Mali : pourquoi la dissolution des partis politiques menace les droits fondamentaux

Une proposition récente visant à dissoudre l’intégralité des partis politiques au Mali suscite de vives inquiétudes parmi les défenseurs des droits humains. Ousmane Diallo, chercheur spécialisé sur les enjeux du Sahel pour le bureau régional d’Amnesty International en Afrique de l’Ouest et en Afrique centrale, alerte sur les conséquences désastreuses de cette mesure pour les libertés fondamentales dans le pays.

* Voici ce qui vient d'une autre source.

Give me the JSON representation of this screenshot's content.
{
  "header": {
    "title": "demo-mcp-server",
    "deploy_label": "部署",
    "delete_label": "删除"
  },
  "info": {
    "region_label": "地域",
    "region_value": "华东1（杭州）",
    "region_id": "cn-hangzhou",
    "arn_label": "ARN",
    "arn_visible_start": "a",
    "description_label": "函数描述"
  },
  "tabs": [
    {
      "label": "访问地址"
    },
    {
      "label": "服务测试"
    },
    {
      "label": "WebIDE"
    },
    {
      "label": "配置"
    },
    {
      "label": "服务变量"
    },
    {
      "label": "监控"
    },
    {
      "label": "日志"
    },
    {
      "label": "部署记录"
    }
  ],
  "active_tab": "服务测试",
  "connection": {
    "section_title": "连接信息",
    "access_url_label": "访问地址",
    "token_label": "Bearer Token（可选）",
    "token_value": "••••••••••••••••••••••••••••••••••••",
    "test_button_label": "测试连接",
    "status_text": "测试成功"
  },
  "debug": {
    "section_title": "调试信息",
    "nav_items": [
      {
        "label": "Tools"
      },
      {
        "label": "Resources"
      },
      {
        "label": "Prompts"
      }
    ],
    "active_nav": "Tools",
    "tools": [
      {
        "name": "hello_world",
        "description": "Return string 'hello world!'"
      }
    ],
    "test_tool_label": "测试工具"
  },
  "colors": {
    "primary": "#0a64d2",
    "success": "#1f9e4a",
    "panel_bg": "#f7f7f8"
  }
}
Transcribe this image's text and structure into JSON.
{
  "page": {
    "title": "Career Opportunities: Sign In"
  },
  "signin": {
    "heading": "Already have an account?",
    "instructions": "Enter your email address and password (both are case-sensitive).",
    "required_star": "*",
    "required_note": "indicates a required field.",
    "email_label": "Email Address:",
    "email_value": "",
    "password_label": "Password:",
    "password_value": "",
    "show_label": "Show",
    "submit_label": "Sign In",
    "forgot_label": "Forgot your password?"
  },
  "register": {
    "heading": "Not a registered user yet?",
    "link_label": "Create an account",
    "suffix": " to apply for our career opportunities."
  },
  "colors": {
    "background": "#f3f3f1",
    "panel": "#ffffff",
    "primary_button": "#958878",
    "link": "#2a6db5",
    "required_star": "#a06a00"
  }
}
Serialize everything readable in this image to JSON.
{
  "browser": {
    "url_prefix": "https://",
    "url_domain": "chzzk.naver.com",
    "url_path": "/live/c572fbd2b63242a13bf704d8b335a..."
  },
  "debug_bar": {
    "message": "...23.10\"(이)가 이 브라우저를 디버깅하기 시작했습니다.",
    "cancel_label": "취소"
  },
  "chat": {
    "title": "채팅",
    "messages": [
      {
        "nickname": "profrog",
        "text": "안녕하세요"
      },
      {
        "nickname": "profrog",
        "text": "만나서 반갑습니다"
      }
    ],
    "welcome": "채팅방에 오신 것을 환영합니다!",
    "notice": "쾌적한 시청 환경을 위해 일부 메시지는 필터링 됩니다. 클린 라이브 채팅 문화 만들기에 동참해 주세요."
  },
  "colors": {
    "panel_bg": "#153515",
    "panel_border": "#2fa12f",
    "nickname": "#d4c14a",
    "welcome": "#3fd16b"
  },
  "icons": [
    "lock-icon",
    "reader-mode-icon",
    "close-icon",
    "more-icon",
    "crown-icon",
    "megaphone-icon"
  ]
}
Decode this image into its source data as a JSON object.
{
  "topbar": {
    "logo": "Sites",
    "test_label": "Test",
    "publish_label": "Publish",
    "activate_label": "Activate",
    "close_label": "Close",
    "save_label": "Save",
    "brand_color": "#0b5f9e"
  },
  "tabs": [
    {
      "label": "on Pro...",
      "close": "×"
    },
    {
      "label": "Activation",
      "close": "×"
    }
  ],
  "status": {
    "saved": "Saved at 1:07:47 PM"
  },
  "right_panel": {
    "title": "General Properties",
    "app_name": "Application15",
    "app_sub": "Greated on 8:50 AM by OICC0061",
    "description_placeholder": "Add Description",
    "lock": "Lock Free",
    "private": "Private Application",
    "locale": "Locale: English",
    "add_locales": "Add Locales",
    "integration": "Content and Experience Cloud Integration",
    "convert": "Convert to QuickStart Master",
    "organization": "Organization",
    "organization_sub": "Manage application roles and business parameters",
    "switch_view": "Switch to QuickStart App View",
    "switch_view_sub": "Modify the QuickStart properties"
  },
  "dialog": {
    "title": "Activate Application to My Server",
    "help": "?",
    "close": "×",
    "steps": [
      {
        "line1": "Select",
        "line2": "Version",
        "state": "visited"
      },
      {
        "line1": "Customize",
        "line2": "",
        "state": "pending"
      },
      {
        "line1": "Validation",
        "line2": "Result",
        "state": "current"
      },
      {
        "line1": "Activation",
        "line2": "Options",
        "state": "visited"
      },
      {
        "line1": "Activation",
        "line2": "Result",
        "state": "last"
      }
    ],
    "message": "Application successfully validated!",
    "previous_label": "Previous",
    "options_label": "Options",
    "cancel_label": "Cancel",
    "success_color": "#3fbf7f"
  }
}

« Une telle initiative constituerait une violation flagrante des droits à la liberté d’expression et à la liberté d’association, qui sont pourtant protégés par la Constitution malienne de 2023. Les autorités doivent immédiatement mettre fin à toute répression de l’espace civique et garantir le respect des droits humains pour tous les citoyens, y compris les opposants, les défenseurs des droits humains et les membres de la société civile », déclare-t-il.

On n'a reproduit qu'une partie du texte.